Photos courtesy of the Moody College of Communication
In October, the Arthur M. Blank Family Foundation awarded a $20 million legacy grant to establish the Arthur M. Blank Center for Stuttering Education and Research at Moody College. It will house and expand the work led by Dr. Courtney Byrd, who founded the Michael and Tami Lang Stuttering Institute, the Dr. Jennifer and Emanuel Bodner Developmental Stuttering Laboratory, and the Dealey Family Foundation Stuttering Clinic, all at UT.
Stuttering is a communication difference characterized by disruption in the forward flow of speech. An estimated 15 million children and 3 million adults in the U.S. stutter, but fewer than 1% of speech-language pathologists feel prepared to provide expert, evidence-based assessment and treatment. Services for people who stutter are often prohibitively expensive and usually not covered by health insurance.
“The children, teens and adults who participate in our programs are empowered to pursue their dreams, speak from their hearts, and live their lives to the fullest.”
–Dr. Courtney Byrd
“Dr. Courtney Byrd has revolutionized the field of stuttering research and practice in education,” said Jay Bernhardt, dean of the Moody College. Her unique, scientifically grounded, whole-person therapeutic approach has been implemented on UT’s campus, in nearly every state in the U.S., and around the world.
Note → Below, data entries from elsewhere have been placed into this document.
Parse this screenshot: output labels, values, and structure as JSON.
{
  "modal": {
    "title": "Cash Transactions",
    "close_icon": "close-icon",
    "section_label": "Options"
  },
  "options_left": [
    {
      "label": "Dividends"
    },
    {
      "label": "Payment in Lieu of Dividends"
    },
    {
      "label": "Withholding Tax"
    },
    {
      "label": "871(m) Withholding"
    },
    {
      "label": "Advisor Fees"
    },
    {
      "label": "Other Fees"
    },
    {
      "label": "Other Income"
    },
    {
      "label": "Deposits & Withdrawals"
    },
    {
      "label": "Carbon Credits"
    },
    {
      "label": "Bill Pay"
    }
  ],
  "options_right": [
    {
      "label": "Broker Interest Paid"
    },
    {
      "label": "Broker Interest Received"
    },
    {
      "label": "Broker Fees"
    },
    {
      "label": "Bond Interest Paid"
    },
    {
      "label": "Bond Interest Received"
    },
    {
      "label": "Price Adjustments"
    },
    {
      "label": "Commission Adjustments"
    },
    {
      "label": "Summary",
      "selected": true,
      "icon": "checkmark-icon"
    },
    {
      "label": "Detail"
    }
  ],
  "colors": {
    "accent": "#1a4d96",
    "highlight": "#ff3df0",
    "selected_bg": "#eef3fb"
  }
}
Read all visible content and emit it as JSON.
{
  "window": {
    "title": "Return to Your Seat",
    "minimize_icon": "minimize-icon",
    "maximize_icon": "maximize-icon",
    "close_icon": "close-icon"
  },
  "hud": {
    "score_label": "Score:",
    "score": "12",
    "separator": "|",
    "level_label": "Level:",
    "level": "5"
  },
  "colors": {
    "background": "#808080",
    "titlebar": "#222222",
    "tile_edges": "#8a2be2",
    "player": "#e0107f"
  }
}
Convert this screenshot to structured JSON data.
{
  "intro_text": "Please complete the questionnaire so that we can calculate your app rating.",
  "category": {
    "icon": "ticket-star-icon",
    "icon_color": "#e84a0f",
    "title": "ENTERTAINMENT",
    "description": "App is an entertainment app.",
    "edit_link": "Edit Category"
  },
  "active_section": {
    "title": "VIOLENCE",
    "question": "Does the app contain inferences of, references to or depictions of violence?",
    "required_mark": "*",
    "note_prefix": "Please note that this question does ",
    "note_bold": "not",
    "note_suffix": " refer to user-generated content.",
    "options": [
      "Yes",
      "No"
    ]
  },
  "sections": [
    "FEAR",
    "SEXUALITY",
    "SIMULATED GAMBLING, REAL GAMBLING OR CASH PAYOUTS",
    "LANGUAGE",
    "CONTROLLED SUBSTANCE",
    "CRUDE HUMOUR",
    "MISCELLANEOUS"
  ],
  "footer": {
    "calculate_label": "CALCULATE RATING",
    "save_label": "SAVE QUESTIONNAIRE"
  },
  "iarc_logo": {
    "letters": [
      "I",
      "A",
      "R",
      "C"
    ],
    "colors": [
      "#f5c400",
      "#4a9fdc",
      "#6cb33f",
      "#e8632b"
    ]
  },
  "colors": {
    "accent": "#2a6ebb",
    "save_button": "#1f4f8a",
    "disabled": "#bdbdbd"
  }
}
Byrd, her clinical treatment team, and undergraduate and graduate researchers have served more than 1,500 children, teenagers and adults who stutter — all free of charge, thanks to philanthropic support.
There’s this incredible work going on, and there are people who believe in the work — people who want to do good in the world,” said UT President Jay Hartzell. “Here’s a chance to bring these things together in such a positive way. It reminds me of what’s so special about The University of Texas and about people like Arthur and the Blank family.”
“Blessed to find an individual like Courtney Byrd who’s not only outstanding at what she does, but a person who is trying to change the world and impact as many people as she can.”
Blank, a co-founder of The Home Depot and owner of the Atlanta Falcons, is a person who stutters, and stuttering has genetically been part of his family for several generations.
“This grant is a unique opportunity connected with a wonderful university and an extraordinary, leading researcher and educator in this area,” he said. “This is an issue broader than just Austin, or Texas, or the United States. It’s international.”
Over the next decade, the Blank Center will increase the number of people served by Byrd’s team and extend their outreach. Satellite centers will be established nationally, and the center’s intensive treatment program, Camp Dream.Speak.Live, will reach 10 new countries.
“Each one of us has an opportunity and a responsibility to make a difference,” Blank said. “This is a service to humanity. In some ways, it’s a form of saving somebody’s life — making sure their life has all the potential it possibly can. The opportunity to support a program like this is an honor.”